I taught week-long playwriting workshop at a school last month and at the end one of the teachers asked if I wanted the students to fill out a feedback form. The end of an intense week is not always the best time to ask me if I want to hear what people think of what I’m doing…..I am not above tears…..but I also know that feedback is the lifeblood of this kind of work. Plays do not exist in a vacuum and neither does teaching. Even if the feedback is not what you wanted to hear, it’s better to know and address that feedback than keep your head in the sand. My head in the sand. Have I mentioned feedback makes me nauseous?
The form itself was very, very casual. It had just two questions:
- Identify 2 things you learned about playwriting through this workshop.
- Is there anything you still find confusing?
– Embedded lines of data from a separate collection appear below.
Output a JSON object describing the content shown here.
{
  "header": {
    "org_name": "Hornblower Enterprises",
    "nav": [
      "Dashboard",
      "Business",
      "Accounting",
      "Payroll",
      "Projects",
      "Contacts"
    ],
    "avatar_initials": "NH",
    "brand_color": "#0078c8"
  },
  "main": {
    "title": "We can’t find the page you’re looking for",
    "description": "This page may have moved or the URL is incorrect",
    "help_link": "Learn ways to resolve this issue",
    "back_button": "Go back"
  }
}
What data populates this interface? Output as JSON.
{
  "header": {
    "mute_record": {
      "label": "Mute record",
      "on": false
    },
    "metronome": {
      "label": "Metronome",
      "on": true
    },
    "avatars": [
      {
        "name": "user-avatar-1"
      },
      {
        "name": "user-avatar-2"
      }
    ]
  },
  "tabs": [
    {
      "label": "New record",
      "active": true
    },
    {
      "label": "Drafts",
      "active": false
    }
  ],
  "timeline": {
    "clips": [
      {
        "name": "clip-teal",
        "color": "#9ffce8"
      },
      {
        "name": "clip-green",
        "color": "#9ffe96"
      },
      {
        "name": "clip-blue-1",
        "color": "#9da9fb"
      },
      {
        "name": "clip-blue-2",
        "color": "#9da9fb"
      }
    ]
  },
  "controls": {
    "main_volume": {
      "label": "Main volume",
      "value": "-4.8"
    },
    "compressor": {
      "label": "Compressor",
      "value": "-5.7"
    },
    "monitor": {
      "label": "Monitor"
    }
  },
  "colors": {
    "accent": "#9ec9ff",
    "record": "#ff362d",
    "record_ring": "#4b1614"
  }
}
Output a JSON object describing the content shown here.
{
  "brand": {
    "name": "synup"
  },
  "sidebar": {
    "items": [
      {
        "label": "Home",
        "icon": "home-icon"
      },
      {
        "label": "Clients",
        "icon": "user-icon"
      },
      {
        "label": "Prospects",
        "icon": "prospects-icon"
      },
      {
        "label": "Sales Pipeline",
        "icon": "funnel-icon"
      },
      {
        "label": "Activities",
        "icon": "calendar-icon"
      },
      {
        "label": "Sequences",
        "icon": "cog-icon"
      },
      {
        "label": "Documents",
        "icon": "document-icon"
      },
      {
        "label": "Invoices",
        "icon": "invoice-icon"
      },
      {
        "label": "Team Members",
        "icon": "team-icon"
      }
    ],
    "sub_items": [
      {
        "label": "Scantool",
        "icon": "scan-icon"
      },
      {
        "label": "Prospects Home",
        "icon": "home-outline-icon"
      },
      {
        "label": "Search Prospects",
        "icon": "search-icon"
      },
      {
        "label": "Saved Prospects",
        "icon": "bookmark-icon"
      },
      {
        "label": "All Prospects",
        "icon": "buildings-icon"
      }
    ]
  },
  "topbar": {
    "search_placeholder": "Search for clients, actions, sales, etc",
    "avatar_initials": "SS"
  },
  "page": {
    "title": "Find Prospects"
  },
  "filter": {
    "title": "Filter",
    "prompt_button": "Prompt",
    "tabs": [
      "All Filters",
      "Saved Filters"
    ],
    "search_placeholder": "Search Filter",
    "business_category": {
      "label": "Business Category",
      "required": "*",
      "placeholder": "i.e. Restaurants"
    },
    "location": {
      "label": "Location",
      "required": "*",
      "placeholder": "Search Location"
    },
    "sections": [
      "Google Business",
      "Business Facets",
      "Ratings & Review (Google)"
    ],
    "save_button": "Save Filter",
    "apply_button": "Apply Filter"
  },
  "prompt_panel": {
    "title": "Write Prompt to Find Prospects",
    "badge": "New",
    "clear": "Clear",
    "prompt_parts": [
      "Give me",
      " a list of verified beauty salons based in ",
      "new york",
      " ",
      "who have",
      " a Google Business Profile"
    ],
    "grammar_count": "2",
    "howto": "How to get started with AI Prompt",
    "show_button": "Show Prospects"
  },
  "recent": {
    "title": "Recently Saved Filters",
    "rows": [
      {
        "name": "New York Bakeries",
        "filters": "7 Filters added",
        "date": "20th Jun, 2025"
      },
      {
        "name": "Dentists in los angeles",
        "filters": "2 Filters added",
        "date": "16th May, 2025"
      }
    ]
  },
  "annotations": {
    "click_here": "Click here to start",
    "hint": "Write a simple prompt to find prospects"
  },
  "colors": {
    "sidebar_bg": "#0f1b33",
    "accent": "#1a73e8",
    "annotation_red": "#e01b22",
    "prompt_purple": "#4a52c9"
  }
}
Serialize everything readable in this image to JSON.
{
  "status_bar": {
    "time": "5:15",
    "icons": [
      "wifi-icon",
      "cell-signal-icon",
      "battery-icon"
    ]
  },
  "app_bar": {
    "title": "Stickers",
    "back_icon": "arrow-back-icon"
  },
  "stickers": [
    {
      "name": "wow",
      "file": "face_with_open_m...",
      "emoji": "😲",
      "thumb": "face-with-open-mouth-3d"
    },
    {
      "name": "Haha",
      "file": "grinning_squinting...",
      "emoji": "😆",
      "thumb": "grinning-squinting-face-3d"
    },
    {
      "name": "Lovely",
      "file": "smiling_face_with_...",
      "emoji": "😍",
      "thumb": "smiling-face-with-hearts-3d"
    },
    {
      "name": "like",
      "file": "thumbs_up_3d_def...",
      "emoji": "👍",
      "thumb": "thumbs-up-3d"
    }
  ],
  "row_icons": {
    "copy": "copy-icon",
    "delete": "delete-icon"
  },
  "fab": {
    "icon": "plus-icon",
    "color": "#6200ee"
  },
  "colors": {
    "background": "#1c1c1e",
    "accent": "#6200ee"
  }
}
I like these points. If what I’m doing isn’t hitting, I have to find a better way to explain myself. And it’s important to find out what has stuck with students. That is what they will take away from the experience. Here are some of the student answers to the first questions:
- Practice, practice, practice.
- Keep writing even if it sounds stupid.
- Warming up your brain is important.
- Don’t stop writing.
- Use the five senses.
- Importance of small details in characters.
- don’t stop, don’t hesitate, keep doing
- details build a rounded character
- Never stop writing even if it makes no sense.
- Describe the characters even in little bits
- conflict and character are most important aspects
- How important character is
- Don’t stop writing, keep going.
These really make me a proud mama. Further to what’s here, almost student mentioned how important it was to not stop writing, even when every instinct tells you to stop, and how important it is to work on character development. These are the kinds of details that make writers – I fully believe that the main difference between writers and non-writers is that non-writers stop immediately when their brain tells them what they are writing sucks. Writers know to just keep going. And I fully believe that well developed characters are the backbone of good plays.
In the confusing column there was an interesting mix. I’m not sure what students wrote down was what was still confusing to them, but more about their fears of writing in general.
- Not sure how to come up with character names.
- I am scared I won’t be able to do the same thing when there is no instructor.
- I think I am bad at using dialogue to advance a plot.
- When do I use music?
And that tells me how important it is to continue to be encouraging, to continue to give them feedback during exercises, to tell students they’re doing a good job. It’s not hard to do because for the most part they are. But they have to hear it, in order to move forward. They just have it so ingrained in them that writing is a special talent or skill that they couldn’t possibly succeed at. Writing is really just like anything else. It takes practice to get better. It takes practice to make it tangible. Small steps work better than large mountainous leaps. And it’s easy to succeed with small steps.